Solomon jeta son épée, par dégoût face à ce qu’il était devenu : un tueur, qui ne valait pas mieux que les traîtres rassemblés au-delà du palais. Et sa colère envers Lucius s’enfla comme une montée de lave.
— Vous m’avez pris mon honneur, grogna-t-il en se remettant debout face à lui. C’était tout ce qu’il me restait.
Lucius se trouvait juste devant lui, ce sourire arrogant toujours plâtré sur les cicatrices de son visage.
— Et alors, quelle impression cela fait ? demanda l’épéiste.
Solomon rugit et se jeta sur Lucius en lui passant ses mains autour du cou. La haine et le remords prêtèrent à ses bras une nouvelle énergie, pour mieux étrangler ce félon.
Une douleur terrible lui transperça l’estomac, en se projetant vers le haut, vers sa poitrine ; Solomon s’écarta de Lucius en hurlant. Il baissa les yeux et vit la lame brillante de l’épée de Lucius lui dépasser de l’abdomen. Le grésillement de sa chair grillée et de la céramite fondue lui remonta aux oreilles, au moment même où Lucius vint terminer de lui passer sa lame en travers du torse.

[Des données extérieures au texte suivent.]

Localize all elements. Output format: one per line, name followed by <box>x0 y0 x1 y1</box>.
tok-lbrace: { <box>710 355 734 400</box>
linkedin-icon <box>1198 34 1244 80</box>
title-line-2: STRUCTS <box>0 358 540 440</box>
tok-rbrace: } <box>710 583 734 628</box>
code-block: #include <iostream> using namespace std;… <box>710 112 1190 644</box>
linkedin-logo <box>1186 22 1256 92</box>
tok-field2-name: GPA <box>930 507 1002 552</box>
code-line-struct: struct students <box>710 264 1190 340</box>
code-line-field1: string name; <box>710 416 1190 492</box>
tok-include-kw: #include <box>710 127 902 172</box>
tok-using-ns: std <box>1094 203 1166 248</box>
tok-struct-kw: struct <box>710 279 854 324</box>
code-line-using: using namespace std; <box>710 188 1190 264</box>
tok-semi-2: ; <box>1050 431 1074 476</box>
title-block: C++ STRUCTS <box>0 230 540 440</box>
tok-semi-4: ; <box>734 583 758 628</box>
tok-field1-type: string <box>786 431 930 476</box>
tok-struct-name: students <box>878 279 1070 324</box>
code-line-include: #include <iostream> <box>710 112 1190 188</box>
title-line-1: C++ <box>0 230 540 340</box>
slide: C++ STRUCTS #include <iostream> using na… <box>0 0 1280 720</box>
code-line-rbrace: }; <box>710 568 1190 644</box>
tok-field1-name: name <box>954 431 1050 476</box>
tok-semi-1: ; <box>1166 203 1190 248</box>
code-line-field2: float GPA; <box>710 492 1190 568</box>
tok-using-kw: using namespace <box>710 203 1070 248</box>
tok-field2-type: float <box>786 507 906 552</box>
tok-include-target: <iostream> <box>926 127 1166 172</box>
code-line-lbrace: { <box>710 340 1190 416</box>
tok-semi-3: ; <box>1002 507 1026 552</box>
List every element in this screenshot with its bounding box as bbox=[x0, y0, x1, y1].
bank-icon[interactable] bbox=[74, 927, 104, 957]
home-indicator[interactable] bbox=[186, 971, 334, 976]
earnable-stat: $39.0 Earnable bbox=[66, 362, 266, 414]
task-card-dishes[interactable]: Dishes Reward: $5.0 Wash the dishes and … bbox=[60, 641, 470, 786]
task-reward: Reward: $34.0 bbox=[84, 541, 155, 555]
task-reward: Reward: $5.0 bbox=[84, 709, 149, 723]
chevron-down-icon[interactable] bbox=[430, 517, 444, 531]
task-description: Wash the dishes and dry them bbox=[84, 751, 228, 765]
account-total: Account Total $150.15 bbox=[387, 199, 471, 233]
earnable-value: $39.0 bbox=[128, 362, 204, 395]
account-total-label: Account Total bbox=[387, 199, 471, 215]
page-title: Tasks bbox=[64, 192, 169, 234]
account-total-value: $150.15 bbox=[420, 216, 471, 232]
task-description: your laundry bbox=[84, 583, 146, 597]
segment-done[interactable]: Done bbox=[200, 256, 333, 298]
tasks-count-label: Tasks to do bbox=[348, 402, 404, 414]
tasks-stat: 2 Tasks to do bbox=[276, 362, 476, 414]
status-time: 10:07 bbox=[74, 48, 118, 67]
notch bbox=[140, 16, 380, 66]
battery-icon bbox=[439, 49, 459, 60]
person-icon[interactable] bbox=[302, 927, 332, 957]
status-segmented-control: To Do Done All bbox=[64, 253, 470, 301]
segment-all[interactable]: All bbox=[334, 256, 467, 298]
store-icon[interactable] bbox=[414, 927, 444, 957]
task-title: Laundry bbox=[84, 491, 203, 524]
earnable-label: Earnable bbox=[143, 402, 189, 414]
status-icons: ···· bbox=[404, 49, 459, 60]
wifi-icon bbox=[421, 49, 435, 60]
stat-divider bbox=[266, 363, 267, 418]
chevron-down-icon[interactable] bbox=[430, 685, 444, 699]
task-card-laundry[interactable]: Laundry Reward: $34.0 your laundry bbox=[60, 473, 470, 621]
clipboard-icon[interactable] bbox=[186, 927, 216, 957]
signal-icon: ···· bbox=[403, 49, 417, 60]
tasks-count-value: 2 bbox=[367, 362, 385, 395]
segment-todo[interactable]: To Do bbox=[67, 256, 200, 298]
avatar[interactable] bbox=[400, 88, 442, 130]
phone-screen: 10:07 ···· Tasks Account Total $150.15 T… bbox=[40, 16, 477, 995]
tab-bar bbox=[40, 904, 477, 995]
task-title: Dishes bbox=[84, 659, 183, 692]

Ses forces quittèrent ses membres, et toute la souffrance de ses blessures, qu’il surmontait depuis la tempête de feu, fut multipliée au centuple. Son corps tout entier n’était plus qu’une masse mise au supplice, dont la moindre terminaison nerveuse hurlait dans son agonie.
Solomon tomba à genoux, son sang et sa vie s’échappant de lui en un torrent. Il leva les bras pour agripper ceux de Lucius, et ses yeux eurent du mal à se focaliser sur le visage de l’épéiste. La mort venait le prendre.
— Vous… ne ga… gagnerez… pas, hoqueta-t-il, chaque mot qu’il forçait hors de ses lèvres devenant une petite victoire.
— Peut-être, ou peut-être pas, dit Lucius, mais tu ne seras plus là pour le voir.
Solomon s’effondra en arrière, comme au ralenti, en sentant le mouvement de l’air autour de son visage et le craquement de son crâne contre le sol dur. Il resta sur le dos, à regarder vers l’azur au travers du dôme fissuré.
Il sourit, alors que les baumes lénifiants de son armure luttaient inutilement pour soulager la blessure mortelle que la lame de Lucius lui avait infligée, en fixant l’étendue sans limite du ciel avec l’impression que son regard pouvait porter au-delà de l’atmosphère, jusqu’à l’endroit où la flotte d’Horus était accrochée dans l’espace.
Avec une clairvoyance qui lui avait été déniée de son vivant, Solomon vit où la terrible trahison du Maître de Guerre allait inévitablement mener, et la longue guerre qui suivrait inévitablement. Les larmes se répandirent librement sur ses joues ; il ne les versait pas sur sa propre vie, mais sur les milliards d’autres qui connaîtraient une éternité de ténèbres à cause de l’ambition tragique d’un seul.
Lucius s’éloigna de lui, sans même se contraindre à observer ses derniers instants. Solomon fut heureux de la paix qu’il trouvait. Sa respiration se ralentit, et ses paupières vacillèrent alors qu’à chacun de ses souffles le ciel s’assombrissait un peu plus.
La lumière mourait avec lui, songea-t-il, comme si ce monde saluait son trépas en tirant un rideau sur le jour, afin de l’en faire sortir avec honneur.
Solomon ferma les yeux sur une dernière larme qui coula jusqu’au sol.